Earlier studies have not shown the relation between tPSA level and thiol / disulphide values. In our study tPSA values and thiol/disulphide values were compared in both groups. However, although tPSA values were high in both groups, it was detected to be statistically higher in the prostate cancer group. However, no difference was detected between both groups in Thiol / Disulphide ratios. High tPSA values are a direct indicator of prostate tissue damage.

The main limitations of the present study are its retrospective and non-randomized nature. In addition, the number of patients involved is small. These results need to be supported by prospective, randomized studies, and comprehensive patient series.

CONCLUSIONS

Calculating thiol / disulphide values, which is a new marker, is an easy, inexpensive and reliable method. Serum NT, TT, DD levels in patients with prostatitis and prostate cancer were found significantly lower compared to the control group. This shows that just as inflammation, prostate cancer also increases oxidative stress on tissues. We consider that NT, TT, DD levels measures in serum can be used in the differential diagnosis of these pathologies.

Declarations

Approval was obtained for this research with the decision of the SANKO University Faculty of Medical Local Ethics Committee dated 29.03.2018 / numbered 2018 / 04 and the study was conducted in compliance with the Helsinki Declaration Rules. All patients participating in the study were informed about the study and their written consent was obtained. The data supporting the results reported in the article are applicable.
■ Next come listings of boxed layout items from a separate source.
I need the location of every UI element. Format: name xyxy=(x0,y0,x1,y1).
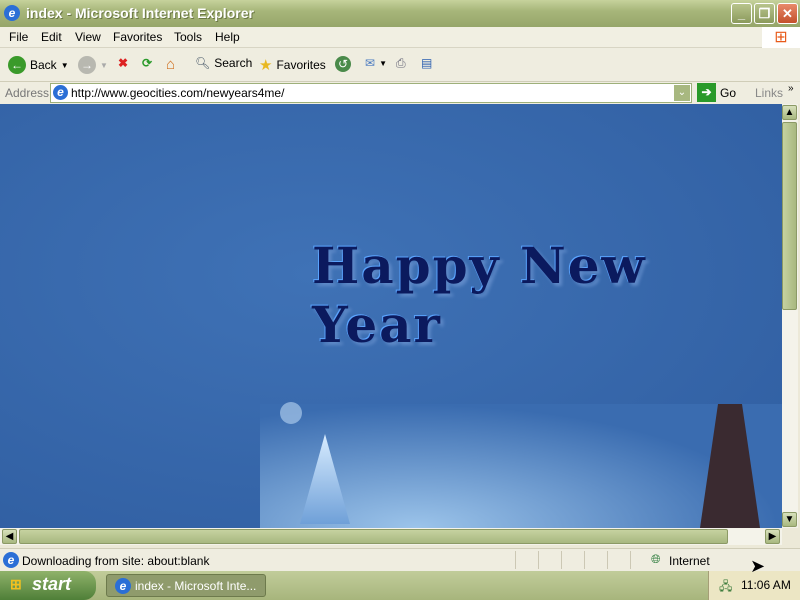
menu-bar: File Edit View Favorites Tools Help ⊞ xyxy=(0,27,800,48)
horizontal-scrollbar[interactable]: ◀ ▶ xyxy=(0,528,782,545)
search-label: Search xyxy=(214,56,253,70)
scroll-up-button[interactable]: ▲ xyxy=(782,105,797,120)
mouse-cursor-icon: ➤ xyxy=(750,556,766,576)
zone-label: Internet xyxy=(669,554,710,568)
page-loading-icon: e xyxy=(3,552,19,568)
status-bar: e Downloading from site: about:blank 🌐︎ … xyxy=(0,548,800,571)
stop-icon[interactable]: ✖ xyxy=(118,56,128,70)
refresh-icon[interactable]: ⟳ xyxy=(142,56,152,70)
star-icon: ★ xyxy=(259,57,273,74)
web-page-content: Happy New Year xyxy=(0,104,782,528)
go-button[interactable]: ➔ Go xyxy=(697,83,736,102)
start-label: start xyxy=(32,574,72,594)
menu-help[interactable]: Help xyxy=(215,30,240,44)
menu-favorites[interactable]: Favorites xyxy=(113,30,162,44)
address-url: http://www.geocities.com/newyears4me/ xyxy=(71,86,285,100)
ie-icon: e xyxy=(115,578,131,594)
scroll-left-button[interactable]: ◀ xyxy=(2,529,17,544)
print-icon[interactable]: ⎙ xyxy=(396,56,406,71)
mail-button[interactable]: ✉ ▼ xyxy=(365,56,387,70)
menu-file[interactable]: File xyxy=(9,30,28,44)
restore-button[interactable]: ❐ xyxy=(754,3,775,24)
vertical-scrollbar[interactable]: ▲ ▼ xyxy=(782,104,798,528)
title-bar: e index - Microsoft Internet Explorer _ … xyxy=(0,0,800,27)
forward-arrow-icon: → xyxy=(78,56,96,74)
menu-view[interactable]: View xyxy=(75,30,101,44)
menu-tools[interactable]: Tools xyxy=(174,30,202,44)
toolbar: ← Back ▼ → ▼ ✖ ⟳ ⌂ 🔍︎ Search ★ Favorites ↺ ✉ ▼… xyxy=(0,48,800,82)
status-panels xyxy=(515,551,645,569)
page-heading: Happy New Year xyxy=(312,236,647,354)
close-button[interactable]: ✕ xyxy=(777,3,798,24)
mail-icon: ✉ xyxy=(365,56,376,70)
vertical-scroll-thumb[interactable] xyxy=(782,122,797,310)
address-bar: Address e http://www.geocities.com/newye… xyxy=(0,82,800,104)
forward-button[interactable]: → ▼ xyxy=(78,56,108,74)
menu-edit[interactable]: Edit xyxy=(41,30,62,44)
windows-flag-icon: ⊞ xyxy=(10,576,22,592)
horizontal-scroll-thumb[interactable] xyxy=(19,529,728,544)
edit-icon[interactable]: ▤ xyxy=(421,56,432,70)
home-icon[interactable]: ⌂ xyxy=(166,56,175,73)
address-label: Address xyxy=(5,86,50,100)
taskbar-item-ie[interactable]: e index - Microsoft Inte... xyxy=(106,574,266,597)
status-text: Downloading from site: about:blank xyxy=(22,554,210,568)
search-icon: 🔍︎ xyxy=(195,56,211,70)
taskbar: ⊞ start e index - Microsoft Inte... 🖧︎ 1… xyxy=(0,571,800,600)
window-title: index - Microsoft Internet Explorer xyxy=(26,5,254,21)
scroll-right-button[interactable]: ▶ xyxy=(765,529,780,544)
task-label: index - Microsoft Inte... xyxy=(135,579,257,593)
ie-icon: e xyxy=(4,5,20,21)
scroll-down-button[interactable]: ▼ xyxy=(782,512,797,527)
back-button[interactable]: ← Back ▼ xyxy=(8,56,69,74)
clock: 11:06 AM xyxy=(741,578,791,592)
minimize-button[interactable]: _ xyxy=(731,3,752,24)
history-button[interactable]: ↺ xyxy=(335,56,351,72)
favorites-button[interactable]: ★ Favorites xyxy=(259,56,326,74)
search-button[interactable]: 🔍︎ Search xyxy=(195,56,252,70)
start-button[interactable]: ⊞ start xyxy=(0,571,96,600)
page-icon: e xyxy=(53,85,68,100)
favorites-label: Favorites xyxy=(276,58,326,72)
windows-logo-icon: ⊞ xyxy=(762,27,800,48)
links-button[interactable]: Links xyxy=(755,86,783,100)
network-icon[interactable]: 🖧︎ xyxy=(719,577,732,598)
address-input[interactable]: e http://www.geocities.com/newyears4me/ … xyxy=(50,83,692,103)
back-label: Back xyxy=(30,58,57,72)
chevron-icon[interactable]: » xyxy=(788,83,794,94)
go-arrow-icon: ➔ xyxy=(697,83,716,102)
history-icon: ↺ xyxy=(335,56,351,72)
go-label: Go xyxy=(720,85,737,100)
moon-image xyxy=(280,402,302,424)
address-dropdown-button[interactable]: ⌄ xyxy=(674,85,690,101)
globe-icon: 🌐︎ xyxy=(651,552,661,566)
back-arrow-icon: ← xyxy=(8,56,26,74)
The authors declare that they have no competing interests.

We have no funding body in this study. MS did physical examinations and acquired the data of patients. HÇ studied on design and biochemical parameters. MY performed the statistical analysis and interpretation of data drafting of the manuscript. NO worked on critical revision of the manuscript for important intellectual content. All authors read and approved the final manuscript.